What are “reputation risks”?
Reputation risks are any potentially harmful effects a company’s actions, behaviors, or relationships may have on its reputation. The risks come from various sources, including negative media coverage, customer complaints, and unethical business practices.
What type of impact do reputation risks have on a company?
Reputation risks have the ability to make quite a significant impact on a company. They affect the company’s ability to attract and retain customers, investors, and employees.
How do reputational risks occur?
Reputational risks occur in a number of ways; there are direct risks that occur as the result of the company’s actions, indirect risks that occur as the result of an employee’s actions, and tangential risks that occur through other parties, such as joint venture parties or suppliers. With so many avenues for reputational risk, companies must be socially responsible and environmentally conscious.

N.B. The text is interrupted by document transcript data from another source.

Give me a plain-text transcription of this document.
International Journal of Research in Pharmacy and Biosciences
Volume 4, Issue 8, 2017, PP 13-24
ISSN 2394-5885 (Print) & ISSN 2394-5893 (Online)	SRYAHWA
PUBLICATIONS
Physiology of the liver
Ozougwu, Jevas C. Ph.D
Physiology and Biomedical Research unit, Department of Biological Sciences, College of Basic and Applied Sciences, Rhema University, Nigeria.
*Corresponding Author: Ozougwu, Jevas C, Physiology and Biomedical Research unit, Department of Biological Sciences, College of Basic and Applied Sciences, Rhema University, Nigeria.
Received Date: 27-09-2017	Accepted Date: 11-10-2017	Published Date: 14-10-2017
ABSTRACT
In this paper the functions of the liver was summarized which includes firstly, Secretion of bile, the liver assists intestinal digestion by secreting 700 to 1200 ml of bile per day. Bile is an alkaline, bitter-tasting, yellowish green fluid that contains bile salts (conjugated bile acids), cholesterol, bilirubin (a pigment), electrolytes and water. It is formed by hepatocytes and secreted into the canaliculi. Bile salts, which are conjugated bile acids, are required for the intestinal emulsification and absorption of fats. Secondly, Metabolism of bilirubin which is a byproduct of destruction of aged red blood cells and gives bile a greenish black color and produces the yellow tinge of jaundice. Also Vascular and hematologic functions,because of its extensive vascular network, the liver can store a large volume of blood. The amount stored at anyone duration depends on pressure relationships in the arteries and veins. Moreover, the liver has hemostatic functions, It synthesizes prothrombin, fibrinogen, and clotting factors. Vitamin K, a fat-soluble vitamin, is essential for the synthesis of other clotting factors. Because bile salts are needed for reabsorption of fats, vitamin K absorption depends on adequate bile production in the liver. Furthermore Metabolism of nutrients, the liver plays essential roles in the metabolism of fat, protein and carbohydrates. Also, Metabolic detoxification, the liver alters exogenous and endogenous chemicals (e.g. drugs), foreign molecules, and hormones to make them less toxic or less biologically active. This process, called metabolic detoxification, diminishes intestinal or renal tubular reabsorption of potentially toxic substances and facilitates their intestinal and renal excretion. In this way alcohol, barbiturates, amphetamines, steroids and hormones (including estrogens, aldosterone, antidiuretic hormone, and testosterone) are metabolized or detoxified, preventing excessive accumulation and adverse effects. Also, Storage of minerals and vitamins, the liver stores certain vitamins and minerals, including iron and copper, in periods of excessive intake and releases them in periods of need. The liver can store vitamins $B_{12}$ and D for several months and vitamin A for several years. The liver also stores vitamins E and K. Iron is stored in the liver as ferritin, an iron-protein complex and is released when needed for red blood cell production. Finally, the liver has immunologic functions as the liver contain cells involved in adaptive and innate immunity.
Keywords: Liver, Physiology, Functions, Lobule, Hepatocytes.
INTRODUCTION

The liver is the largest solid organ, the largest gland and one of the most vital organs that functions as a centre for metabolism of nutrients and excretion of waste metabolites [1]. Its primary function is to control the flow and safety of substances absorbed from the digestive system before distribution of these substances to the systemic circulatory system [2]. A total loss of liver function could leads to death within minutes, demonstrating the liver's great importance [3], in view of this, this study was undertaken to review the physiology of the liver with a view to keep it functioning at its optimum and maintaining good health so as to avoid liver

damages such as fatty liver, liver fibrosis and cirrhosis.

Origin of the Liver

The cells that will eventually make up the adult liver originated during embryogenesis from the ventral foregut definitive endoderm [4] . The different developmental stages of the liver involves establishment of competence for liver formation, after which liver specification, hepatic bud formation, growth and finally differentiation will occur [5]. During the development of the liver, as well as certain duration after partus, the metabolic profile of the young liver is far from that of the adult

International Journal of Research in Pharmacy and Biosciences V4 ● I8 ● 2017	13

Are reputational risks foreseeable?
These risks are hidden threats that can come from multiple pathways. The hidden nature of these risks means that they can erupt from nowhere without warning. This is a huge issue because they legitimately threaten the survival of even the biggest and best-run companies.
What is adverse media and how does it pertain to reputational risks?
Adverse media is negative information about a person or company that is being reported in the media. This media typically spreads across multiple channels, from traditional media to social media and other types of unstructured forums and outlets.
What types of adverse media are there?
The negative information from adverse media can involve a variety of things, such as financial fraud, criminal activity, and other types of misconduct. It can also include information about individuals who are on sanctions watch lists.
How can a company identify potential reputational risks?
Learning to identify possible reputational risks is essential in order to maintain a positive perception and reputation. Some ways a company can do that is by vetting any potential business partners for adverse media, money laundering, financial fraud, drug trafficking, human trafficking, financial threats, organized crime, terrorism, and other concerns. Beginning a partnership with an individual or company that has been involved in any of these activities poses a serious threat to its reputation and can even have legal ramifications.